— Пусть головы предателей висят на частоколе у въезда в Гаррхон,
— бросил я, поворачиваясь к докам. — Чтобы другие помнили:
предательство пахнет гнилью, а не золотом.
Рынок у порта бурлил, как котёл с ухой. Торговцы из Бретани,
Нортумбрии, даже далёкой Аквитании толкались у прилавков, где
монахини из Глендалоха продавали грубоватые, но прочные листы
«глендалохской бумаги». Её делали из камыша и рыбьего клея —
технология, за которую Гофрайд когда-то получил ожоги на всю грудь.

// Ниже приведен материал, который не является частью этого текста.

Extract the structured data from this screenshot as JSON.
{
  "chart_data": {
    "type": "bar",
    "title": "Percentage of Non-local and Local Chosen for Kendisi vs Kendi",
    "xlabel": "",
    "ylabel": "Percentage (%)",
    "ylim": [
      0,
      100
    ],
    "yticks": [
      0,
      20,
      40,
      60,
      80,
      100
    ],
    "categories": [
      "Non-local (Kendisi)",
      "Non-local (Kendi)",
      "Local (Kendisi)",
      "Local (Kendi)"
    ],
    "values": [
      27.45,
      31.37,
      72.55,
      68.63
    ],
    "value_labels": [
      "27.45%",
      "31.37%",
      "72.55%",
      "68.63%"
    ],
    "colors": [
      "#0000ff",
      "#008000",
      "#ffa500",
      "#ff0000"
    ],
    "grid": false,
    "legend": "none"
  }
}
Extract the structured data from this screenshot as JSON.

Теперь же купцы платили серебром за каждый стопку, чтобы вести учет
своих сделок без тяжелых глиняных табличек.
— Бумага — это хорошо, но стекло лучше, — проворчал Руарк,
наблюдая, как толстый франкский торговец осторожно заворачивает
кубок в овечью шкуру. — Видел, как они дрожат над этими
побрякушками? Как будто купили кусочек неба.
Я усмехнулся. Стеклянные изделия Канна — от оконных пластин до
пузатых бутылок — стали нашей второй валютой. Их меняли на зерно,
железо, даже на обещания нейтралитета от мелких вождей. Но сегодня
даже стекло меркло перед главным сокровищем: едой.

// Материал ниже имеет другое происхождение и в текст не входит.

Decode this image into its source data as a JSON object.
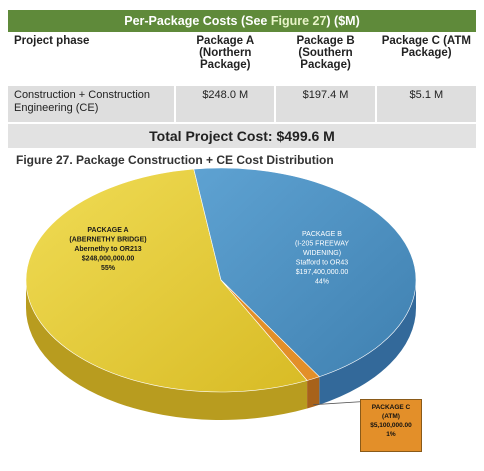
{
  "table": {
    "title_prefix": "Per-Package Costs (See ",
    "title_figure_ref": "Figure 27",
    "title_suffix": ") ($M)",
    "headers": [
      "Project phase",
      "Package A (Northern Package)",
      "Package B (Southern Package)",
      "Package C (ATM Package)"
    ],
    "row": {
      "phase": "Construction + Construction Engineering (CE)",
      "values": [
        "$248.0 M",
        "$197.4 M",
        "$5.1 M"
      ]
    },
    "total": "Total Project Cost: $499.6 M"
  },
  "figure_caption": "Figure 27. Package Construction + CE Cost Distribution",
  "colors": {
    "package_a": "#e8cd3a",
    "package_b": "#4f93c3",
    "package_c": "#e38f29",
    "header_bar": "#5f8a3a"
  },
  "chart_data": {
    "type": "pie",
    "slices": [
      {
        "label_lines": [
          "PACKAGE A",
          "(ABERNETHY BRIDGE)",
          "Abernethy to OR213",
          "$248,000,000.00",
          "55%"
        ],
        "value": 248000000,
        "percent": 55
      },
      {
        "label_lines": [
          "PACKAGE B",
          "(I-205 FREEWAY",
          "WIDENING)",
          "Stafford to OR43",
          "$197,400,000.00",
          "44%"
        ],
        "value": 197400000,
        "percent": 44
      },
      {
        "label_lines": [
          "PACKAGE C",
          "(ATM)",
          "$5,100,000.00",
          "1%"
        ],
        "value": 5100000,
        "percent": 1
      }
    ]
  }
}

— Двести бочек соленой трески! — выкрикнул аукционист у зерновых
складов. Его голос перекрывал гомон чаек. — Следующий лот — пшеница
из Осрайге!
Толпа заволновалась. Купцы из Мунстера, замаскированные под
простых торговцев, пытались протолкнуться вперед. Но наши стражи в
серых плащах уже заметили их по взглядам — пусть попробуют купить
хоть зернышко.
— Они поняли, что голод — лучший меч, — сказал я, глядя, как
старик-рыбак получает мешочек серебра за свой улов. Его пальцы
дрожали, пересчитывая монеты с вычеканенным дубом. — Если мы
перекроем поставки, их армия сожрет сама себя к лету.
— Если доживут до лета, — Руарк мрачно усмехнулся. — Их наемники
уже режут скот в приграничных деревнях. Слышал, вчера сожгли
мельницу у Слив-Галлион.
Я сжал кулаки. Обожженные поля, разорванные сети, дети, прячущие
краюху хлеба под рубахой — всё это было слишком знакомо. Именно
поэтому я приказал рыбакам продавать улов только государству по
высоким ценам. Пусть Мунстер хоть потопит все свои драккары — не
получит ни одной бочки нашей сельди.
К вечеру я поднялся на холм над портом, откуда виднелись
зернохранилища — длинные амбары с двойными стенами из дуба и глины.
Внутри, под присмотром монахов с арбалетами, уже лежали тысячи
мешков. Зерно сортировали, просеивали, смешивали с золой от
вредителей. Здесь же, в каменных погребах, тлели угли коптилен —
запах вяленой макрели стоял такой густой, что щипало глаза.